If there’s a lesson from yesterday’s special election in the first district of South Carolina—which covers most of Charleston, as well as small towns like Summerville and Goose Creek—it’s that Republican voters in the state are willing to do anything but vote for a Democrat. Elizabeth Colbert-Busch (sister of Stephen Colbert) ran a well-funded campaign to take the seat, but couldn’t prevail over disgraced former governor Mark Sanford, who won by a comfortable nine-point margin.

Not that this comes as a surprise. Not only does Sanford have a long-standing relationship with the district—he held the seat for three terms before becoming governor—but it’s also a deeply conservative area which Republicans routinely win by double-digits or more. Yes, one early poll from Public Policy Polling gave Colbert-Busch a large lead over Sanford, but at every point, the most likely outcome was a win for the former governor.

It’s tempting to read a broader narrative into this race, but the truth is that it doesn’t say much—if anything—about the national mood. Remove Sanford from the picture, and you’re left with an unremarkable story—“Republican wins congressional seat in South Carolina”. As is true in most elections, partisanship and ideology matter as much, if not more, than the quality of the candidate or her background.

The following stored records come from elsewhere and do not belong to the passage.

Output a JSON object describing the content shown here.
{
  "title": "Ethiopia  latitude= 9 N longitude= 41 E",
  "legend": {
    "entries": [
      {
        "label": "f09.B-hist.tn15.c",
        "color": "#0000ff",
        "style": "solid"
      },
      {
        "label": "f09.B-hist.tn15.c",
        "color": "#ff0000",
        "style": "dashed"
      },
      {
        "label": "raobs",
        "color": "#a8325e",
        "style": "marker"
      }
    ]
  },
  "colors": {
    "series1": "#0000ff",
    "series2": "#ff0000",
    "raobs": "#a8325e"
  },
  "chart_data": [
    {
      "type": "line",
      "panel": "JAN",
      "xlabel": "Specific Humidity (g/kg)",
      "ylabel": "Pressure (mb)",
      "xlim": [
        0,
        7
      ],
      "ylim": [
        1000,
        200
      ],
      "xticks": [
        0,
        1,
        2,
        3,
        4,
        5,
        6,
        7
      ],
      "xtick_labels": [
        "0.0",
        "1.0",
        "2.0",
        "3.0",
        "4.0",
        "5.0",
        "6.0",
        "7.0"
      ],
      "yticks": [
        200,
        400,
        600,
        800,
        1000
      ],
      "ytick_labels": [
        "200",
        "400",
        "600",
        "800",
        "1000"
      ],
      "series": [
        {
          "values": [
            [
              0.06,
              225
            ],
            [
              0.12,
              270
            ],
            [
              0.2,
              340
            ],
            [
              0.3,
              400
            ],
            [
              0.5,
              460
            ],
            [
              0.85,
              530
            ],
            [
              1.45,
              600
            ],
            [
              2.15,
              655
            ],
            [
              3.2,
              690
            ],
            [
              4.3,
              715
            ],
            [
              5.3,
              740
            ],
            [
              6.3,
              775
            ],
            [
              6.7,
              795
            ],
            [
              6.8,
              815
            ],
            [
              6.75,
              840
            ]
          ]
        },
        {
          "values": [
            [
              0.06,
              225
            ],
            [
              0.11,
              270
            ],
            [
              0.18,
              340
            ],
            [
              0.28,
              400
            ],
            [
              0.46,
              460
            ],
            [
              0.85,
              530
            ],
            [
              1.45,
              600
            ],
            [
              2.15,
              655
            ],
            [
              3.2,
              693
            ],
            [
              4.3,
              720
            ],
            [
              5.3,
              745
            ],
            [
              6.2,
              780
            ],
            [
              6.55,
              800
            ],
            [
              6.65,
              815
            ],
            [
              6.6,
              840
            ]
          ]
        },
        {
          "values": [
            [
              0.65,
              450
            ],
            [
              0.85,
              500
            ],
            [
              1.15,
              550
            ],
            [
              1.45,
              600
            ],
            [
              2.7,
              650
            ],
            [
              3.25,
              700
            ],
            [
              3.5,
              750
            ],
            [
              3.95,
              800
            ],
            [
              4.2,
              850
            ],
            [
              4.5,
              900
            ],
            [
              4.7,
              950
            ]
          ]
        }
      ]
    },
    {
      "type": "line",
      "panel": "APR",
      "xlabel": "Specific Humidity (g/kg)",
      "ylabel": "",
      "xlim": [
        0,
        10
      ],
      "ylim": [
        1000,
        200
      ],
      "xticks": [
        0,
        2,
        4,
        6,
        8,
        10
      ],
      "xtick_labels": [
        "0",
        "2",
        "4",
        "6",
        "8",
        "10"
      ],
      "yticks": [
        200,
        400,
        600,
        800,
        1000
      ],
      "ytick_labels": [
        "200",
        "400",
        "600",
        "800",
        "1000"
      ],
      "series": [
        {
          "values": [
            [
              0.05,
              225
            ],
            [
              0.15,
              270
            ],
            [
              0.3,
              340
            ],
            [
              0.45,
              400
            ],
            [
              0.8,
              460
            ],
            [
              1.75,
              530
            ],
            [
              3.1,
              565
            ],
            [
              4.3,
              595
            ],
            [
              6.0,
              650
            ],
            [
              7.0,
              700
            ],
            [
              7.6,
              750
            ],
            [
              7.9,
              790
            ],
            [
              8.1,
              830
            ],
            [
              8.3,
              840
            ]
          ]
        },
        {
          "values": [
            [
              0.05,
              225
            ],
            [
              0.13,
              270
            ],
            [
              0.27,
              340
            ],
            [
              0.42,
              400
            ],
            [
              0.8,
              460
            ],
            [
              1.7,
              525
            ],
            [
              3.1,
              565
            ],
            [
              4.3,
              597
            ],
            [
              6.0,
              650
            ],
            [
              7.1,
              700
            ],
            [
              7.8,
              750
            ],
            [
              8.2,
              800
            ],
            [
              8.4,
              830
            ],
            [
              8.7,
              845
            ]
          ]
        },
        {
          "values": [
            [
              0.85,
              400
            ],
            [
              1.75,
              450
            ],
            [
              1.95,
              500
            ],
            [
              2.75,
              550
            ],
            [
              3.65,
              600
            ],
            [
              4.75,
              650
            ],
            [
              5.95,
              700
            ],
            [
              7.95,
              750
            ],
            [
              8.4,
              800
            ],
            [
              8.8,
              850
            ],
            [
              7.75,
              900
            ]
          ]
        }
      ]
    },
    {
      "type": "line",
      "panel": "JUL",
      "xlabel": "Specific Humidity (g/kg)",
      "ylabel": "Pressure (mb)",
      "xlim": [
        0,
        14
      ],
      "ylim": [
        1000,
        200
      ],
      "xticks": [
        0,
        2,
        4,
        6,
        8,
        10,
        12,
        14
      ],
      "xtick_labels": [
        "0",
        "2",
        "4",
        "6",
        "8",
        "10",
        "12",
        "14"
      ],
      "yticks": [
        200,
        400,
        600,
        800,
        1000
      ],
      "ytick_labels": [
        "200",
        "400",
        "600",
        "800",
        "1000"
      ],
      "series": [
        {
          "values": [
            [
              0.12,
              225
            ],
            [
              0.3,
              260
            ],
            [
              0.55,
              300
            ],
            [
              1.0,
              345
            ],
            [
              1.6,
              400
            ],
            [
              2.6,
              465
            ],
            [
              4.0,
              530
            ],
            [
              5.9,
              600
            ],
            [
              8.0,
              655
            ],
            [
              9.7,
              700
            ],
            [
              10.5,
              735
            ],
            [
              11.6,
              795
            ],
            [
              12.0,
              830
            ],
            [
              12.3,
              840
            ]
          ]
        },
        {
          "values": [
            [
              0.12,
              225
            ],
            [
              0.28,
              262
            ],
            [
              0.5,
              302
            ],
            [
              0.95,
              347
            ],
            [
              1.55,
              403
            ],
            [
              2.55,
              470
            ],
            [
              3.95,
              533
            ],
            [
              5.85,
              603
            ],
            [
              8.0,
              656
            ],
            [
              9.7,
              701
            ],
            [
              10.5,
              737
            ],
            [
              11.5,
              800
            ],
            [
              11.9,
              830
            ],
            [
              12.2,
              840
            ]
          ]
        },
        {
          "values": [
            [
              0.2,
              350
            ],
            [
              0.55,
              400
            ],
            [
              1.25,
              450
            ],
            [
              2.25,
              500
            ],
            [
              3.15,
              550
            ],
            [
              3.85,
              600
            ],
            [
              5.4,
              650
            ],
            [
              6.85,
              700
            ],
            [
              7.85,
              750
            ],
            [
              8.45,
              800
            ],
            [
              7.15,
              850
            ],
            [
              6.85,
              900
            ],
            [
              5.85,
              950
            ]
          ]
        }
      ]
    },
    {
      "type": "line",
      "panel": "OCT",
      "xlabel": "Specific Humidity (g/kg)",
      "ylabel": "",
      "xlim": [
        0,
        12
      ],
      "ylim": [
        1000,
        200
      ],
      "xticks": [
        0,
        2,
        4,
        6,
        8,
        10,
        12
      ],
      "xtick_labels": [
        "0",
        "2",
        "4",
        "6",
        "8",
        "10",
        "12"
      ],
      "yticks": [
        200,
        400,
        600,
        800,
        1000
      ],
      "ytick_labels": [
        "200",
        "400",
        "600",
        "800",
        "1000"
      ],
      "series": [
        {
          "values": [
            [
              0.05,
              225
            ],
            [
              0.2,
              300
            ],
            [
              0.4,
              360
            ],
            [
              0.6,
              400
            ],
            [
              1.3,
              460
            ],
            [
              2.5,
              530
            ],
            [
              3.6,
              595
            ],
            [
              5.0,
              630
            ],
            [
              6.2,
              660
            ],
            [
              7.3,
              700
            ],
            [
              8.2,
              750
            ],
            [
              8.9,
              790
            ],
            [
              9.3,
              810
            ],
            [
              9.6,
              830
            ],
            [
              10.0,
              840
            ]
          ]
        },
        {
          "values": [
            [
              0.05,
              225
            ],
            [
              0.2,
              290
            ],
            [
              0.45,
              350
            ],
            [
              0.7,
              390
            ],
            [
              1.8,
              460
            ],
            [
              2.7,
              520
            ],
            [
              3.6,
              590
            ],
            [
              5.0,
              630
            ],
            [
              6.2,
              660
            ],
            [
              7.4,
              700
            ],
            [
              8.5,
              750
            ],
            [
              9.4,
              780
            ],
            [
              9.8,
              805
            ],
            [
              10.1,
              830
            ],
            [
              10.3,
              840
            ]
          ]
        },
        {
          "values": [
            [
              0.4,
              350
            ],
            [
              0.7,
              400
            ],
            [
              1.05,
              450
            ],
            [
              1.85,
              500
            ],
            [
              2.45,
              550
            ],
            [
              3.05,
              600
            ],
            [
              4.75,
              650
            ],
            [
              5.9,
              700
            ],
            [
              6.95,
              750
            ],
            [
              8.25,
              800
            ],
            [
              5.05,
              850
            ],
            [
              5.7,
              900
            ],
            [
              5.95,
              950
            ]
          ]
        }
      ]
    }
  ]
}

In other words, if there were any lesson to draw from this race, it’s that there are almost no circumstances that would bring white Southerners to support a Democratic candidate, even if their opponent left office after abandoning his official duties to pursue an affair. White Southerners are loyal Republican voters—only white Democratic House member from the Deep South, Georgia’s John Barrow, represents a district that’s 40 percent black or Latino. Anything less, and odds are good he couldn’t win.

It should be said that when it comes to statewide elections, the South isn’t impossible for Democrats—Barack Obama won Virginia and North Carolina in 2008, and repeated the feat in Virginia last year. And with time and population growth, there’s a chance Georgia will become competitive as well.

But the political geography of the South gives Republicans a decisive advantage in legislative elections. Simply put, Republicans control more land than Democrats, who tend to live in urban areas, giving them control of congressional delegations and state legislatures.

Insofar that Democrats want to make further inroads in the South, it’s a tough status quo to crack.